The three finished their brandies, and Sloan set his snifter on the large table in the great hall. “David, my thanks for your hospitality and, naturally, for being the laird of the manor and so swiftly and smoothly arranging the marriage.”
“My pleasure,” David told him. “I can promise you, Major Trelawny—my brother in blood—that few lairds would have so good a friend as to cross the Atlantic to come to their aid when they had supposedly been buried for a good five years.”
“Well,” Sloan replied quietly, smiling slightly, “that, Laird Douglas, was my complete pleasure. Good night, then, gentlemen.”
He left Hawk and David in the hall and mounted the stairs to Sabrina’s room on the second floor. She was alone, sitting at the dressing table, and though she had surely expected him, she jumped when he entered the room and closed the door behind him.
She looked very much like a typical bride; her lustrous auburn hair was loose, cascading down her back.
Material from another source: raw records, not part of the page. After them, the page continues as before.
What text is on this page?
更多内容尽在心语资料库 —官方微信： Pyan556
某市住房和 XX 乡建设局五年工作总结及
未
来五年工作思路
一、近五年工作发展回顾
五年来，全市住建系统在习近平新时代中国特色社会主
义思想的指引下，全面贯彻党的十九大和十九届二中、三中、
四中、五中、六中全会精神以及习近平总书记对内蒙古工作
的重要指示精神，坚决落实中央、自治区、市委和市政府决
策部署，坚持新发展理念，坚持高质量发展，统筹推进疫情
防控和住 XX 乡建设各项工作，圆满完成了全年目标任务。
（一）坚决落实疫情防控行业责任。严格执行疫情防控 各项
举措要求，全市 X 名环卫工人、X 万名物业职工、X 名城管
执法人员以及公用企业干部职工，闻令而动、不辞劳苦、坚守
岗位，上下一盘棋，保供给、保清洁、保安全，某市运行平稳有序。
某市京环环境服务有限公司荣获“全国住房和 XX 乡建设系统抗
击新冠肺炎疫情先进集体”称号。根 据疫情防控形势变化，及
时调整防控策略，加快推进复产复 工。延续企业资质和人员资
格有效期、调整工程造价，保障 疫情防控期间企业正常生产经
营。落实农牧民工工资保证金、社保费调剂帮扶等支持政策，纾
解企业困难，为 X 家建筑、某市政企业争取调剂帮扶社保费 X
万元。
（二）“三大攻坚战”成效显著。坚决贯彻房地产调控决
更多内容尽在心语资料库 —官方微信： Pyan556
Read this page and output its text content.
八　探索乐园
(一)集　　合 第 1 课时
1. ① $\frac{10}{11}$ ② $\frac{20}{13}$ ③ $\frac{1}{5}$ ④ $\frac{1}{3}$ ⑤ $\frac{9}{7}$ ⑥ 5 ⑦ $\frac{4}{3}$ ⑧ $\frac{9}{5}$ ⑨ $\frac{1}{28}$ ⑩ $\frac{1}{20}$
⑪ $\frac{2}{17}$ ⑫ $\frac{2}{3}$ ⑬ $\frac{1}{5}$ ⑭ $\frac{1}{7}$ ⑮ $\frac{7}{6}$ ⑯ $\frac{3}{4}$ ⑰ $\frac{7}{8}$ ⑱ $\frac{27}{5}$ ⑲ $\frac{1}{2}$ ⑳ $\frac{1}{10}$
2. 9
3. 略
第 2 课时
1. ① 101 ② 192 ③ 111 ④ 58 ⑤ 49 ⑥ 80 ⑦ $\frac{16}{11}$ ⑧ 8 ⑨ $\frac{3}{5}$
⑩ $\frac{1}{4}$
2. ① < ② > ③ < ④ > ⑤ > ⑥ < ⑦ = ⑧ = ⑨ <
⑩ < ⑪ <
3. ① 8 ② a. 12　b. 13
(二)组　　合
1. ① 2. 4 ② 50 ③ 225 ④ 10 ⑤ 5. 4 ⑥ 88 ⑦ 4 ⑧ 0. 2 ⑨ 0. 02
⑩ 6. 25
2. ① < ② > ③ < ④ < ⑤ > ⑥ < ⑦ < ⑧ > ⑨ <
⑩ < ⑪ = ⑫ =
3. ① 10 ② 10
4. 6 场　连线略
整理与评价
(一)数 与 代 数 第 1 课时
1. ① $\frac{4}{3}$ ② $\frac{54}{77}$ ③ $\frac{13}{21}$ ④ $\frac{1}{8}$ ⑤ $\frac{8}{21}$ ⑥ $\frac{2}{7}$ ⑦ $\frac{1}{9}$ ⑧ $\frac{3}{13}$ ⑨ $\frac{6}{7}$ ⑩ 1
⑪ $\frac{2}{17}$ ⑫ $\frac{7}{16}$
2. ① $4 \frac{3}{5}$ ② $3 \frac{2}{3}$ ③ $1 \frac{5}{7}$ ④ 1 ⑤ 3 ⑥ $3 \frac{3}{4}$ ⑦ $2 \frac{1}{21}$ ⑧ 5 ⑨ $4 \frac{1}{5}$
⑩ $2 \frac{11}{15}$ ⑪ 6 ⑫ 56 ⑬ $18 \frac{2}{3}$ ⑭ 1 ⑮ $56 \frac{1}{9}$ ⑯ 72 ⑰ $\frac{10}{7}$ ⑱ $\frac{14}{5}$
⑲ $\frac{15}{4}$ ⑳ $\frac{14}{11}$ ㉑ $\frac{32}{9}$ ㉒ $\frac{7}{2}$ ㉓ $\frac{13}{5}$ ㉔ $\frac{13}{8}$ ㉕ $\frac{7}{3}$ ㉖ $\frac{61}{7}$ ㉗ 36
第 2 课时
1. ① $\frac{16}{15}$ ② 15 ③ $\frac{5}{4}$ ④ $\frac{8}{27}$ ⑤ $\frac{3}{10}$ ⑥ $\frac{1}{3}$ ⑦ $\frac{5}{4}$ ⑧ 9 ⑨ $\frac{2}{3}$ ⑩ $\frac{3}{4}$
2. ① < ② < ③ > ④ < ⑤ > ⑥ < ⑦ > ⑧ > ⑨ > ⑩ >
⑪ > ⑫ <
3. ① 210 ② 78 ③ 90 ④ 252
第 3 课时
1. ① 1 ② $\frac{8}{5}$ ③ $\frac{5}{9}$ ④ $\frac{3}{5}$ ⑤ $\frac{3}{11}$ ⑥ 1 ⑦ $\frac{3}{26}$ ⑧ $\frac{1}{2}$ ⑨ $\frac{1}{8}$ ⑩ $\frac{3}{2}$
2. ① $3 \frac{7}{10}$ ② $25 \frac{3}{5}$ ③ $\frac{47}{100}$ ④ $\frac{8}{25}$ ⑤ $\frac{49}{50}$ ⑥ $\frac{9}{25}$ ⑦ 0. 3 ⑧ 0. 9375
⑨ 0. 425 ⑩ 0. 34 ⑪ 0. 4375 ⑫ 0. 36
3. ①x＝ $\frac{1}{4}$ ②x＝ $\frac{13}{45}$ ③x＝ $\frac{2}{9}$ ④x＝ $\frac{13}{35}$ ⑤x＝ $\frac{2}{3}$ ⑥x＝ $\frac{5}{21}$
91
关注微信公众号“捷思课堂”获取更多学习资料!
She had been brushing it with such great industry that it shone almost as brightly as the fire that burned in the hearth.
And though she had eschewed white for the wedding, her nightgown was an elegant white creation of cotton and lace and silk ribbons that covered her from throat to toe.
“Well,” she murmured, meeting his eyes in the dressing table mirror, “the deed is done.”